Democrats are furious about the proposed IRS cuts

Democrats are outraged by Republican proposals to cut IRS funding and dismantle the agency's new free online tax filing system.

House Ways and Means Democrats called Republicans' latest Financial Services and General Government (FSGG) funding bill “disastrous” in a statement Thursday, accusing the GOP of risking a new spending battle that led to the downgrade of the US credit rating by a major rating agency. year.

“It appears that the Republicans' 2023-2024 credit disaster wasn't enough for their conference. … Just three months after Democrats ruled from the minority again and averted the worst of the Republicans' chaos and budget cuts, the Republican Party is back with another set of extreme, unworkable bills,” they wrote.

Republicans on Tuesday proposed cutting the IRS enforcement budget by $2 billion and funding the agency at $10.1 billion for fiscal year 2025, which would be $2.2 billion below 2024 levels.

Ways and means Democrats describe the cuts as “drastic.”

House Appropriations Committee Chairman Tom Cole (R-Okla.) said Tuesday that the bill “protects taxpayers and limits the burdensome hands of unelected bureaucrats.”

Top Democratic appropriator Steny Hoyer (Md.) expressed his displeasure Wednesday with the IRS funding at the FSGG marker.

“We must respond to President Biden's request to fund the IRS at fiscal year '24 levels. Ideally, we will provide additional funding beyond the request to offset recent cuts to the agency,” he said.

The Republicans' desired cancellation of the IRS's Direct File online tax filing program, which was piloted in 12 states this year and recently made permanent by the Treasury Department, was also troubling to Hoyer.

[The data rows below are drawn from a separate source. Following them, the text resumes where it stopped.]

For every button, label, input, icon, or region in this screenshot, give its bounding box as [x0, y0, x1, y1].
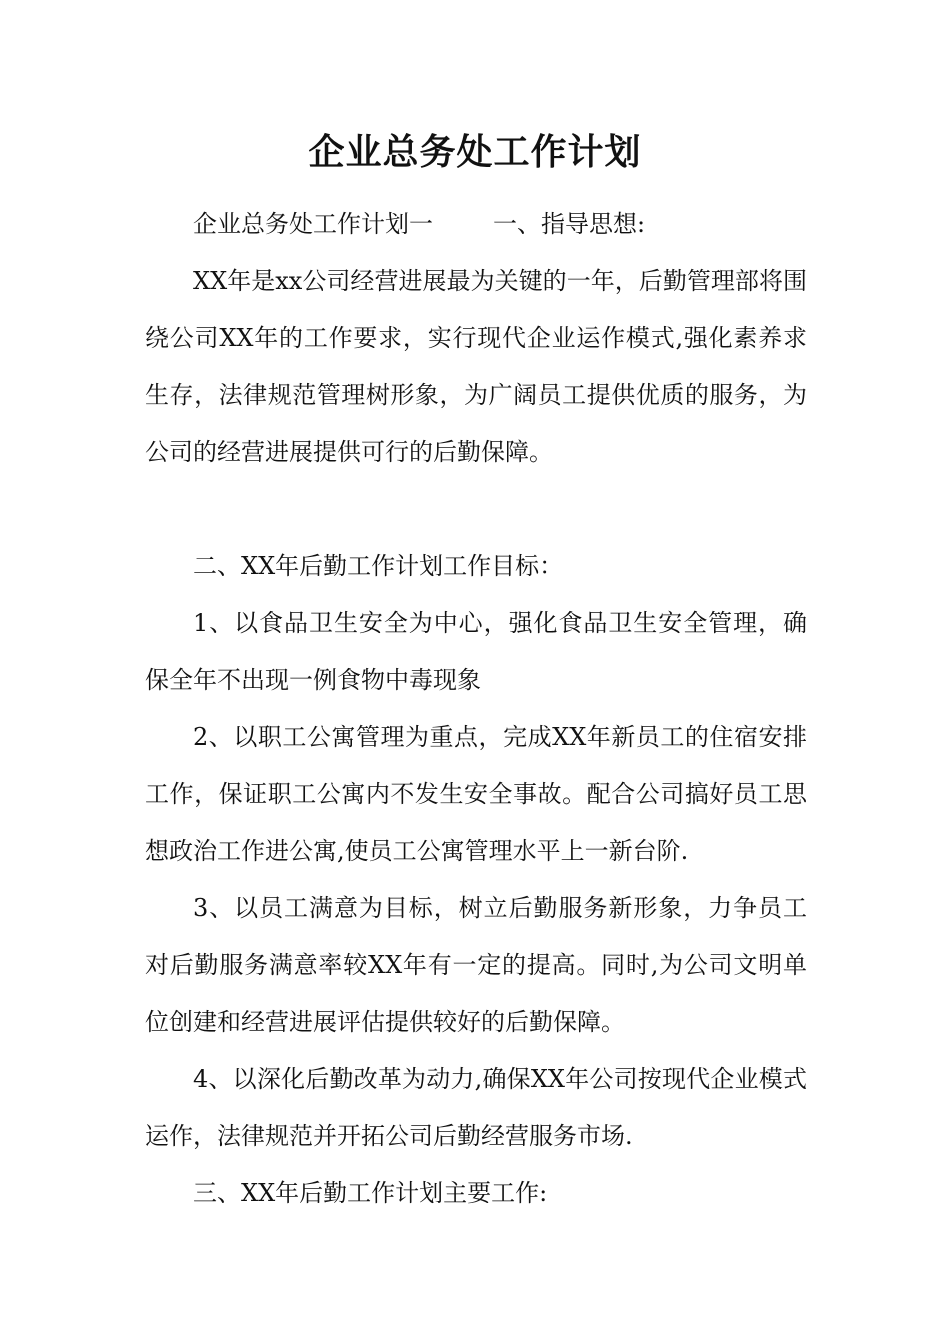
goal-item-3: 3、以员工满意为目标，树立后勤服务新形象，力争员工对后勤服务满意率较XX年有一定的提高。同时,为公司文明单位创建和经营进展评估提供较好的后勤保障。 [145, 894, 807, 1036]
goal-item-4: 4、以深化后勤改革为动力,确保XX年公司按现代企业模式运作，法律规范并开拓公司后勤经营服务市场. [145, 1065, 807, 1150]
goal-item-2: 2、以职工公寓管理为重点，完成XX年新员工的住宿安排工作，保证职工公寓内不发生安全事故。配合公司搞好员工思想政治工作进公寓,使员工公寓管理水平上一新台阶. [145, 723, 807, 865]
section-heading-goals: 二、XX年后勤工作计划工作目标： [193, 552, 564, 580]
document-body [145, 196, 807, 1222]
document-title: 企业总务处工作计划 [308, 131, 642, 173]
intro-line [145, 196, 807, 253]
goal-item-1: 1、以食品卫生安全为中心，强化食品卫生安全管理，确保全年不出现一例食物中毒现象 [145, 609, 807, 694]
section-heading-main-work: 三、XX年后勤工作计划主要工作: [193, 1179, 548, 1207]
paragraph-overview: XX年是xx公司经营进展最为关键的一年，后勤管理部将围绕公司XX年的工作要求，实行现代企业运作模式,强化素养求生存，法律规范管理树形象，为广阔员工提供优质的服务，为公司的经营进展提供可行的后勤保障。 [145, 267, 807, 466]
intro-plan-label: 企业总务处工作计划一 [193, 210, 433, 238]
guiding-thought-heading: 一、指导思想: [493, 210, 646, 238]
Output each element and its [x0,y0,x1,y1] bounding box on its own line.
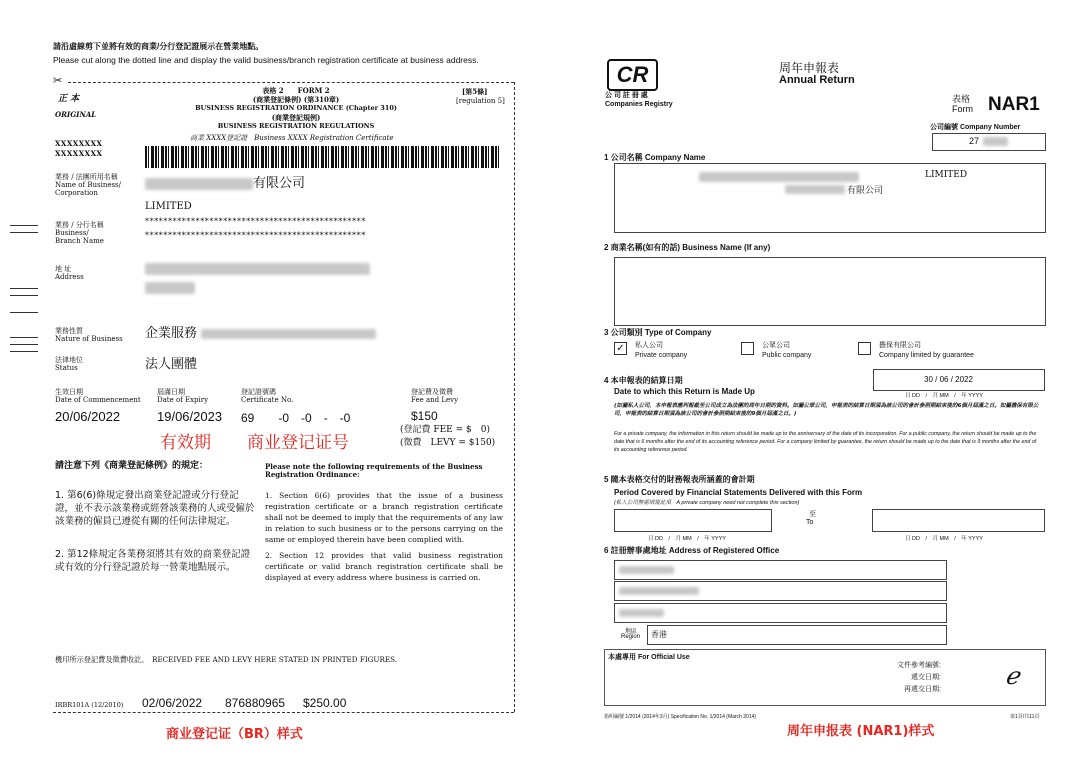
expiry-label-zh: 屆滿日期 [157,388,185,396]
opt-public-en: Public company [762,352,812,359]
checkbox-public[interactable] [741,342,754,355]
region-label-en: Region [621,634,641,640]
nar-caption: 周年申报表 (NAR1)样式 [787,724,935,739]
section-4-note-en: For a private company, the information in this return should be made up to the anniversary of the date of its incorporation. For a public company, the return should be made up to the date that is 6 months after the end of its accounting reference period. For a company limited by guarantee, the return should be made up to the date that is 9 months after the end of its accounting reference period. [614,431,1037,453]
section-5-note: (私人公司無需填報此項 A private company need not complete this section) [614,500,800,506]
br-instruction-en: Please cut along the dotted line and display the valid business/branch registration certificate at business address. [53,55,479,65]
region-label-zh: 地區 [625,629,638,635]
branch-label [55,221,115,245]
file-reference-label: 文件參考編號: [897,662,941,669]
section-5-label-en: Period Covered by Financial Statements Delivered with this Form [614,488,863,497]
checkbox-private[interactable]: ✓ [614,342,627,355]
certno-label [241,388,293,404]
commence-label-zh: 生效日期 [55,388,83,396]
return-date-field[interactable] [873,369,1045,391]
period-from-hint: 日 DD / 月 MM / 年 YYYY [648,536,726,542]
form-label-zh: 表格 [952,94,971,104]
commence-label-en: Date of Commencement [55,396,141,405]
address-line-1[interactable] [614,560,947,580]
registry-en: Companies Registry [605,101,673,108]
nature-label-zh: 業務性質 [55,327,83,335]
code-line-2: XXXXXXXX [55,149,103,158]
nar-footer-right: 第1頁/共11頁 [1010,714,1040,720]
redacted-name [145,178,253,190]
commence-label [55,388,141,404]
redacted-address-2 [145,282,195,294]
expiry-label-en: Date of Expiry [157,396,209,405]
br-instruction-zh: 請沿虛線剪下並將有效的商業/分行登記證展示在營業地點。 [53,42,264,51]
company-name-en-tail: LIMITED [925,170,968,180]
margin-mark [10,225,38,226]
return-date-value: 30 / 06 / 2022 [924,375,973,384]
region-field[interactable] [647,625,947,645]
branch-label-zh: 業務 / 分行名稱 [55,221,104,229]
fee-detail-2: (徵費 LEVY = $150) [400,438,496,448]
form-number: 表格 2 FORM 2 [262,86,330,95]
nar-title-en: Annual Return [779,74,855,86]
to-label-zh: 至 [809,511,816,518]
period-to-hint: 日 DD / 月 MM / 年 YYYY [905,536,983,542]
footer-form-code: IRBR101A (12/2010) [55,701,124,709]
status-value: 法人團體 [145,357,198,372]
fee-label-zh: 登記費及徵費 [411,388,453,396]
branch-label-en: Business/ Branch Name [55,229,104,246]
region-value: 香港 [651,630,667,639]
e-filing-icon: ℯ [1005,662,1020,690]
nar-title-zh: 周年申報表 [779,61,840,75]
regulations-en: BUSINESS REGISTRATION REGULATIONS [217,122,375,130]
fee-value: $150 [411,409,438,423]
address-label-zh: 地 址 [55,265,72,273]
opt-private-zh: 私人公司 [635,342,663,349]
regulation-ref-en: [regulation 5] [456,97,505,105]
nature-label-en: Nature of Business [55,335,123,344]
barcode [145,146,500,168]
registry-zh: 公 司 註 冊 處 [605,92,648,99]
official-use-box [604,649,1046,706]
period-to-field[interactable] [872,509,1045,532]
name-label [55,173,125,197]
section-6-label: 6 註冊辦事處地址 Address of Registered Office [604,546,780,555]
original-zh: 正 本 [58,94,80,104]
redacted-company-number [983,137,1008,146]
fee-label [411,388,458,404]
opt-private-en: Private company [635,352,688,359]
section-2-label: 2 商業名稱(如有的話) Business Name (If any) [604,243,771,252]
code-line-1: XXXXXXXX [55,139,103,148]
footer-number: 876880965 [225,696,286,710]
note-1-zh: 1. 第6(6)條規定發出商業登記證或分行登記證，並不表示該業務或經營該業務的人或受僱於該業務的僱員已遵從有關的任何法律規定。 [55,490,255,527]
form-code: NAR1 [988,94,1040,115]
note-2-en: 2. Section 12 provides that valid business registration certificate or valid branch registration certificate shall be displayed at every address where business is carried on. [265,551,503,582]
note-1-en: 1. Section 6(6) provides that the issue of a business registration certificate or a branch registration certificate shall not be deemed to imply that the requirements of any law in relation to such business or to the persons carrying on the same or employed therein have been complied with. [265,491,503,544]
section-4-label-zh: 4 本申報表的結算日期 [604,376,683,385]
address-label-en: Address [55,273,84,282]
period-from-field[interactable] [614,509,772,532]
regulation-ref-zh: [第5條] [462,87,488,96]
redacted-address-line-1 [619,566,674,574]
certificate-title: 商業 XXXX登記證 Business XXXX Registration Certificate [190,134,394,142]
redacted-address-line-2 [619,587,699,595]
scissors-icon: ✂ [53,74,63,87]
nature-label [55,327,123,343]
company-number-value: 27 [969,136,980,146]
note-2-zh: 2. 第12條規定各業務須將其有效的商業登記證或有效的分行登記證於每一營業地點展示。 [55,549,251,573]
received-fee-line: 機印所示登記費及徵費收訖。 RECEIVED FEE AND LEVY HERE STATED IN PRINTED FIGURES. [55,655,398,664]
margin-mark [10,288,38,289]
nature-value-text: 企業服務 [145,326,198,341]
annotation-validity: 有效期 [160,433,211,453]
redacted-address-line-3 [619,609,664,617]
redacted-company-name-zh [785,185,845,194]
regulations-zh: (商業登記規例) [271,113,321,122]
margin-mark [10,232,38,233]
status-label-en: Status [55,364,78,373]
margin-mark [10,337,38,338]
business-name-box [614,257,1046,326]
address-line-2[interactable] [614,581,947,601]
section-5-label-zh: 5 隨本表格交付的財務報表所涵蓋的會計期 [604,475,755,484]
form-label-en: Form [952,104,973,114]
cut-line-top [68,82,514,83]
name-value [145,172,305,191]
branch-stars-1: ************************************************ [145,217,366,226]
commence-value: 20/06/2022 [55,409,121,424]
opt-guarantee-zh: 擔保有限公司 [879,342,921,349]
checkbox-guarantee[interactable] [858,342,871,355]
section-4-label-en: Date to which this Return is Made Up [614,387,755,396]
margin-mark [10,312,38,313]
redacted-company-name-en [699,172,859,182]
status-label [55,356,83,372]
br-caption: 商业登记证（BR）样式 [166,727,303,742]
return-date-hint: 日 DD / 月 MM / 年 YYYY [905,393,983,399]
name-label-en: Name of Business/ Corporation [55,181,122,198]
to-label-en: To [806,519,814,526]
company-number-field [932,133,1046,151]
ordinance-en: BUSINESS REGISTRATION ORDINANCE (Chapter 310) [195,104,397,112]
company-name-zh-tail: 有限公司 [847,186,884,196]
expiry-label [157,388,208,404]
margin-mark [10,295,38,296]
cut-line-bottom [53,712,514,713]
opt-guarantee-en: Company limited by guarantee [879,352,974,359]
certno-value: 69 -0 -0 - -0 [241,411,351,425]
ordinance-zh: (商業登記條例) (第310章) [252,95,340,104]
status-label-zh: 法律地位 [55,356,83,364]
opt-public-zh: 公眾公司 [762,342,790,349]
footer-date: 02/06/2022 [142,696,203,710]
official-use-label: 本處專用 For Official Use [608,654,690,661]
cut-line-right [514,82,515,712]
company-name-box [614,163,1046,233]
section-1-label: 1 公司名稱 Company Name [604,153,706,162]
cr-logo: CR [607,59,658,91]
company-number-label: 公司編號 Company Number [930,124,1021,131]
margin-mark [10,351,38,352]
certno-label-en: Certificate No. [241,396,294,405]
resubmitted-date-label: 再遞交日期: [904,686,941,693]
margin-mark [10,344,38,345]
section-4-note-zh: (如屬私人公司，本申報表應列報截至公司成立為法團的周年日期的資料。如屬公眾公司，申報表的結算日期須為該公司的會計參照期結束後的6個月屆滿之日。如屬擔保有限公司，申報表的結算日期須為該公司的會計參照期結束後的9個月屆滿之日。) [614,403,1039,417]
name-label-zh: 業務 / 法團所用名稱 [55,173,118,181]
name-value-zh: 有限公司 [253,176,306,191]
original-en: ORIGINAL [55,110,97,119]
nature-value [145,322,376,341]
submitted-date-label: 遞交日期: [911,674,941,681]
notes-heading-zh: 請注意下列《商業登記條例》的規定： [55,461,209,471]
redacted-address-1 [145,263,370,275]
certno-label-zh: 登記證號碼 [241,388,276,396]
nar-footer-left: 指明編號 1/2014 (2014年3月) Specification No. 1/2014 (March 2014) [604,714,757,720]
footer-amount: $250.00 [303,696,347,710]
address-label [55,265,84,281]
expiry-value: 19/06/2023 [157,409,223,424]
branch-stars-2: ************************************************ [145,231,366,240]
section-3-label: 3 公司類別 Type of Company [604,328,712,337]
annotation-cert-number: 商业登记证号 [247,433,349,453]
fee-label-en: Fee and Levy [411,396,459,405]
address-line-3[interactable] [614,603,947,623]
notes-heading-en: Please note the following requirements of the Business Registration Ordinance: [265,462,483,480]
fee-detail-1: (登記費 FEE = $ 0) [400,425,490,435]
redacted-nature [201,329,376,339]
name-value-en: LIMITED [145,201,192,212]
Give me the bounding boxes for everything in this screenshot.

“If the government requires Americans to pay their taxes, we should also provide them with a free and easy way to do so. “I honestly have a hard time understanding why we don't have that service if we want to make paying taxes legal and easy,” he said.

The Treasury Department has zealously defended its Direct File program, arguing that it fills a glaring need in the tax system. Americans spend an average of $270 and 13 hours filing their taxes, a Treasury Department official told The Hill on Tuesday, citing the IRS tax investigation.

The IRS received an initial $80 billion funding increase in Democrats' 2022 Inflation Reduction Act, which would be issued over the following decade. That amount has since been cut by a quarter in the form of regular appropriations cuts due to Republican backlash.